Entre os anos 111 ou 112 d.C., Plínio, chamado o
jovem, governador da Bitínia (atual território noroeste da Turquia) escreveu a
seguinte carta ao imperador Trajano de Roma pedindo conselhos sobre como lidar
com os Cristãos.
É
uma regra, Senhor, que eu observo inviolavelmente, referir-me a vós em todas as
minhas dúvidas; pois quem é mais capaz de guiar a minha incerteza ou de
informar a minha ignorância? Sem nunca ter assistido a sequer um julgamento dos
Cristãos, eu sou ignorante no que diz respeito ao método e aos limites a serem
observados tanto na análise quanto na punição.
Se alguma diferença
deve ser permitida
entre o mais
jovem e o
adulto; se o arrependimento permite o perdão, ou se nada
pode salvar um homem uma vez convertido ao Cristianismo; se a mera declaração
solene do Cristianismo, embora sem crimes, ou se somente os
crimes que lhe
estão associados são
puníveis - em todos estes
pontos tenho grandes dúvidas.
No
entretanto, o método que tenho observado com aqueles que têm denunciado a mim
que são Cristãos é o seguinte: eu lhes
perguntei se são Cristãos; tendo confessado,
repeti a pergunta mais duas vezes, acrescentando a ameaça de punição
capital; tendo perseverado, eu os ordenei à execução. Pois qualquer que seja a
natureza do seu credo, pelo menos não
pude sentir nenhuma dúvida de que transgressão e obstinação inflexíveis
merecem castigo. Havia outros que também possuíam a mesma paixão, mas sendo
cidadãos de Roma, eu os dirigi para que lá pudessem ser julgados.
Essas
acusações se espalharam (como é normalmente o caso) a partir da simples
investigação do assunto
e de diversas
formas de corrupção
virem à tona.
Um cartaz foi colocado, sem
qualquer assinatura, acusando
um grande número
de pessoas pelo
nome. Aqueles que negaram
ser, ou ter
sido, Cristãos, e que repetiram
depois de mim
uma invocação aos deuses e ofereceram adoração, com vinho e incenso, à
vossa imagem, que eu tinha,
juntamente com a dos deuses,
encomendado para essa
ocasião, e que
finalmente amaldiçoaram a Cristo, achei
que fosse adequado
dispensar-lhes.
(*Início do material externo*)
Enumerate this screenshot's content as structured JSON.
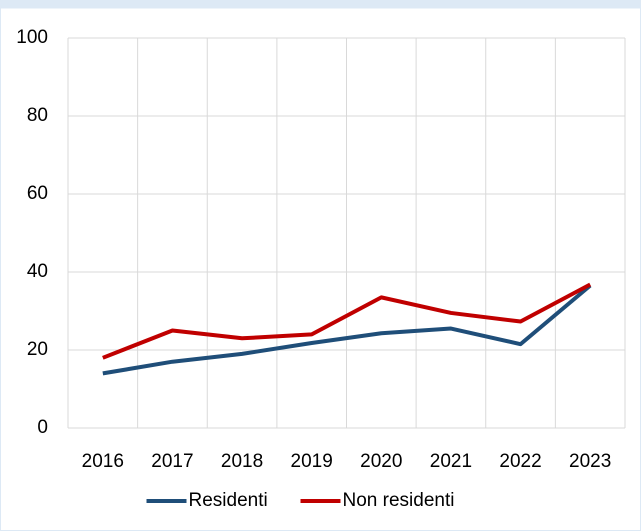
{
  "chart_data": {
    "type": "line",
    "categories": [
      "2016",
      "2017",
      "2018",
      "2019",
      "2020",
      "2021",
      "2022",
      "2023"
    ],
    "series": [
      {
        "name": "Residenti",
        "color": "#1f4e79",
        "values": [
          14,
          17,
          19,
          21.8,
          24.3,
          25.5,
          21.5,
          36.5
        ]
      },
      {
        "name": "Non residenti",
        "color": "#c00000",
        "values": [
          18,
          25,
          23,
          24,
          33.5,
          29.5,
          27.3,
          36.8
        ]
      }
    ],
    "ylim": [
      0,
      100
    ],
    "yticks": [
      0,
      20,
      40,
      60,
      80,
      100
    ],
    "grid": true,
    "legend": "bottom"
  }
}
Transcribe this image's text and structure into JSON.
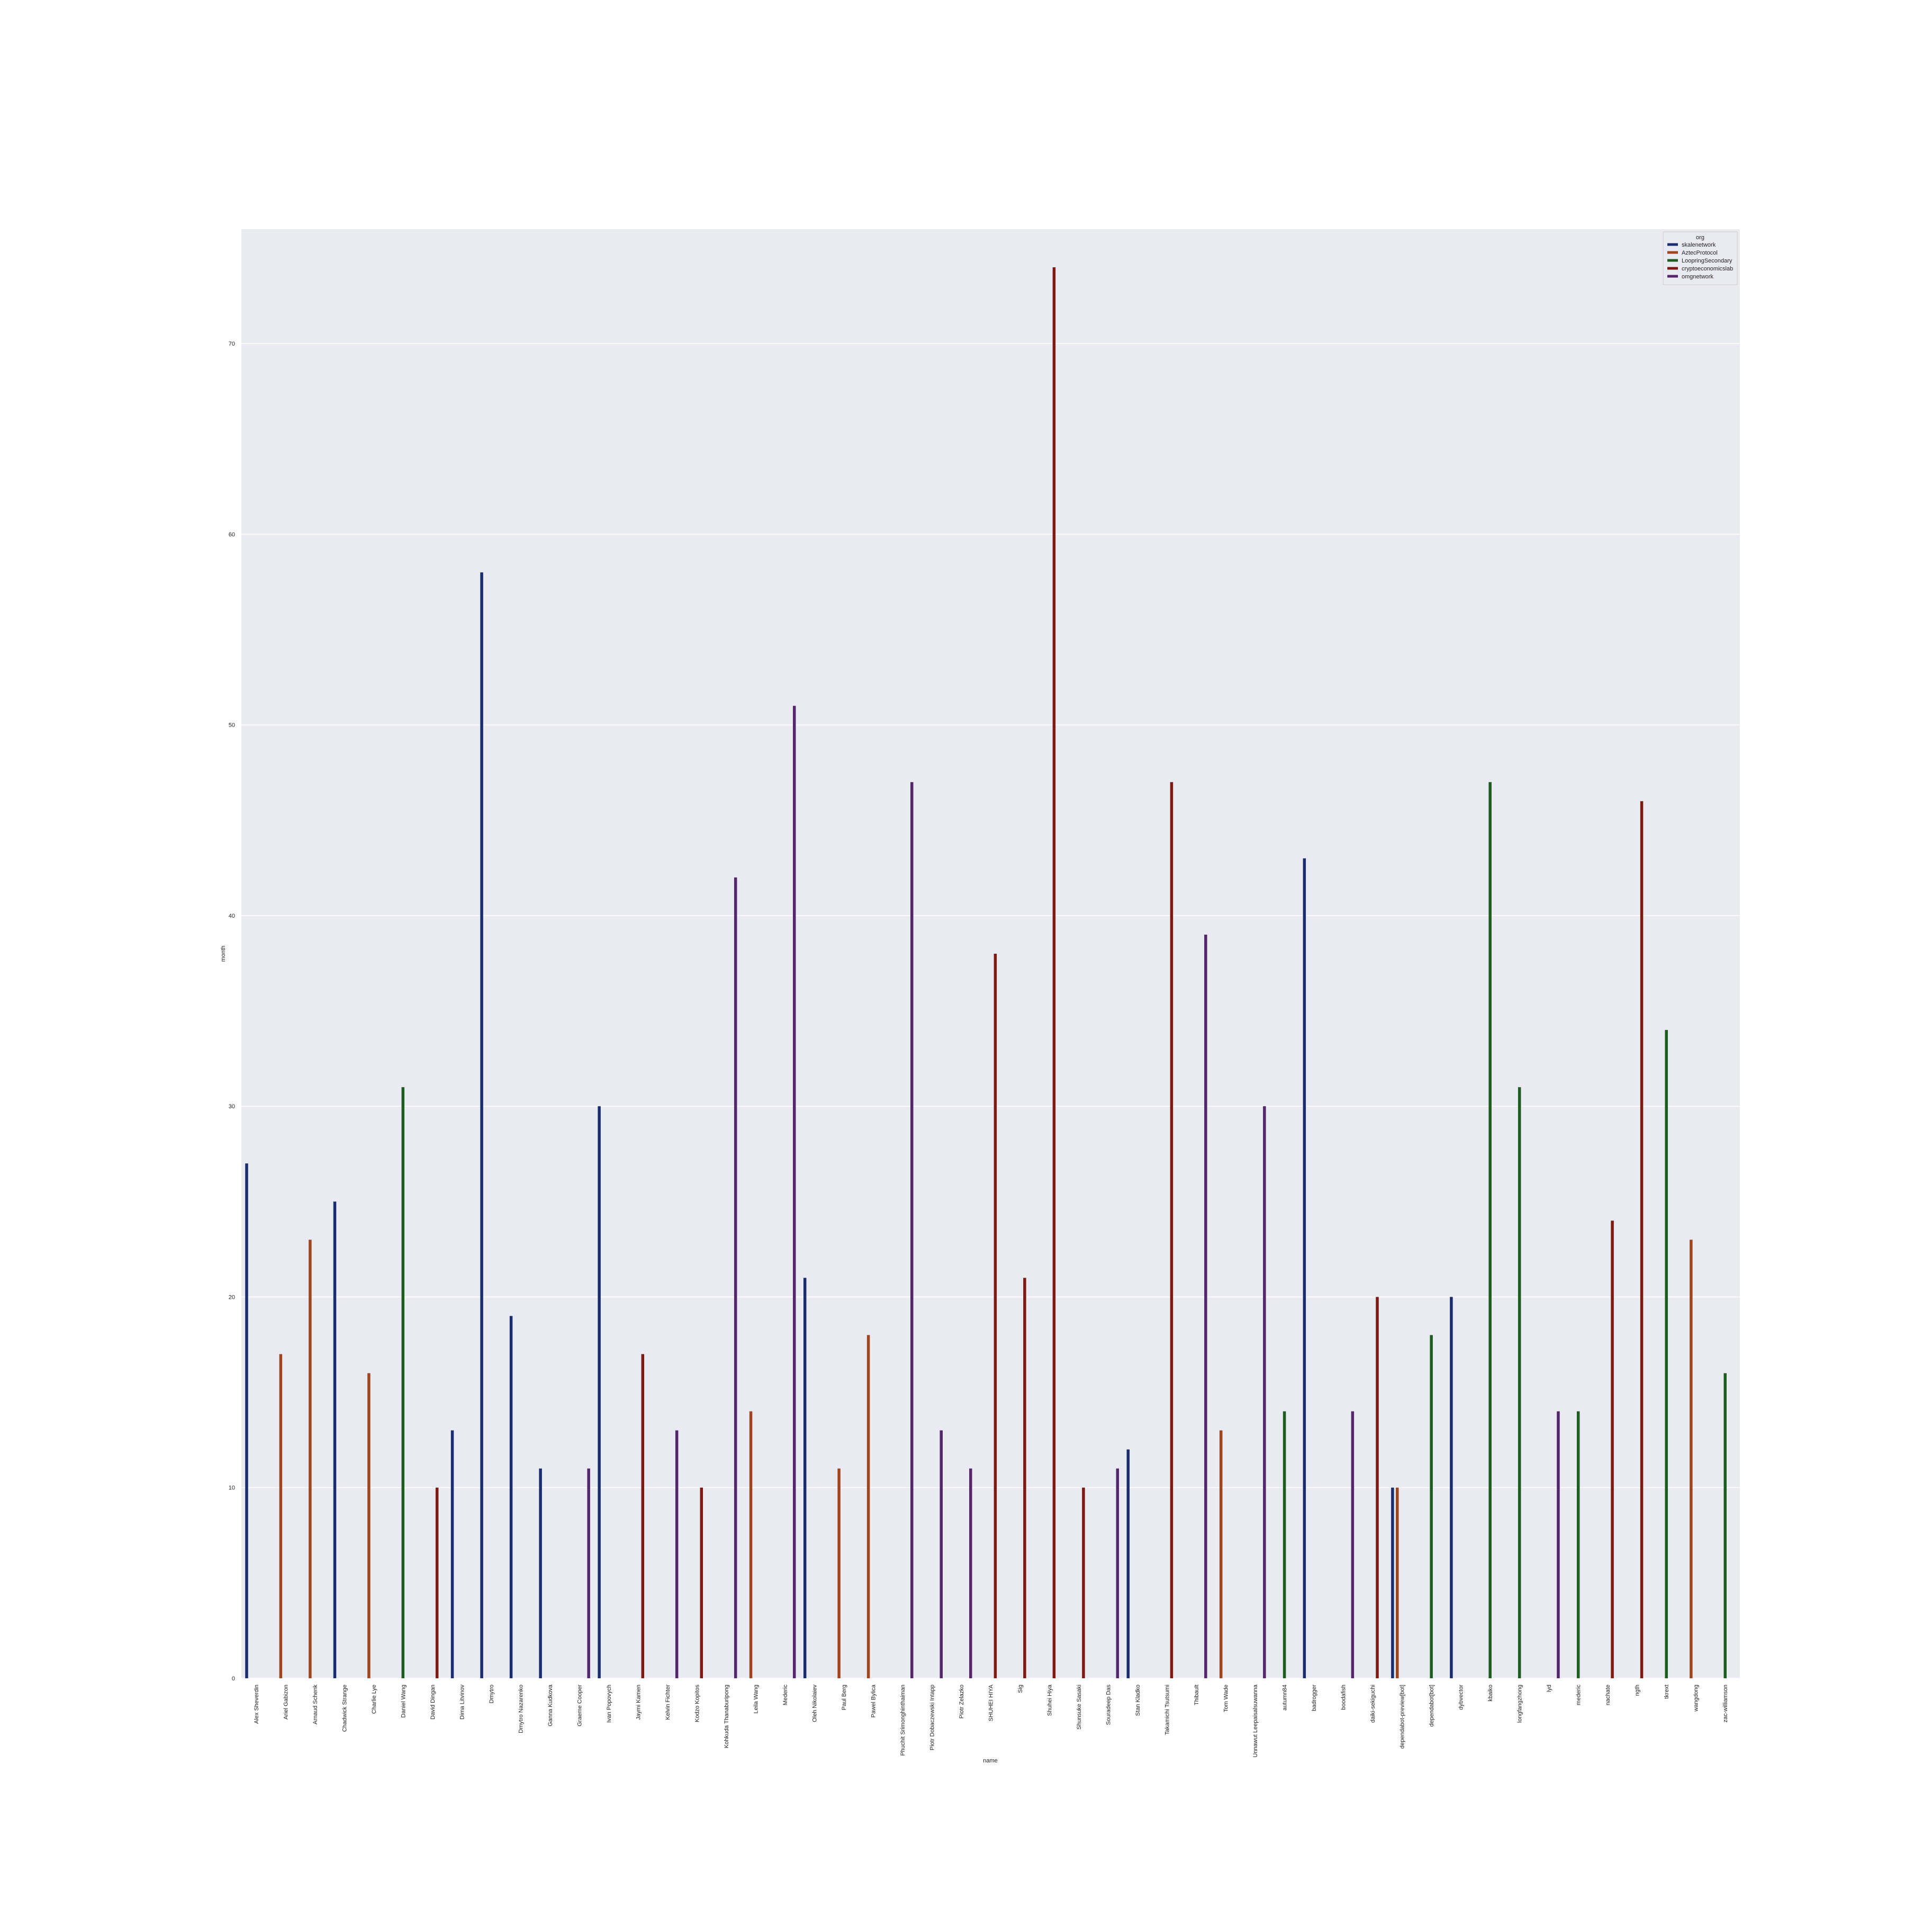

Outros que foram
nomeados por esse informante de primeira confessaram ser Cristãos, mas em
seguida negaram; verdade, eles tinham sido de persuasão, mas finalmente
desistiram de algo que para alguns era de cerca de três anos, outros há muitos
anos e alguns tanto como vinte e cinco
anos atrás. Todos eles adoraram a vossa estátua e as
imagens dos deuses e amaldiçoaram a Cristo.
Afirmaram, no
entanto, que toda a sua
culpa, ou o
seu erro, foi
que tinham o
hábito de reunião em
um determinado dia
fixo antes do
amanhecer do dia,
quando cantavam em versos alternados um hino a Cristo, como a
um deus, e vincularam-se por um juramento solene, não a qualquer maldade, mas a
nunca cometer qualquer fraude, roubo ou adultério, nunca falsificar a sua
palavra, nem deixar de entregar uma relação de confiança quando
necessário; após essa
reunião, era o
seu costume se
separar para então
se reunir novamente e dividir os
alimentos - mas a comida de um tipo comum e inocente. Mesmo esta prática, no
entanto, eles abandonaram após a publicação do meu edital, pelo qual, de acordo
com vossas ordens, eu tinha proibido as associações políticas. Julguei tanto
mais necessário extrair a verdade real, com a ajuda de tortura de duas escravas
que eram diaconisas de estilo, mas
eu não consegui
descobrir nada mais
do que superstição depravada e excessiva.
Por
isso então adiei o processo e dirigi-me diretamente ao vosso conselho. O assunto parecia ser importante o suficiente
para que fosse dirigido a vós, especialmente considerando os números em perigo.
Pessoas de todas as classes e idades e de ambos os sexos são, e serão,
envolvidas na acusação, pois esta superstição contagiosa não se limita apenas
às cidades, mas tem se espalhado pelas aldeias e zonas rurais; parece possível,
no entanto, verificar e curá-la[1].
[1]
Cfr.: Antologia litúrgica, textos
litúrgicos, patrísticos e
canônicos do primeiro
milênio, Fátima: Secretariado
Nacional de Liturgia, 2003, 115-116.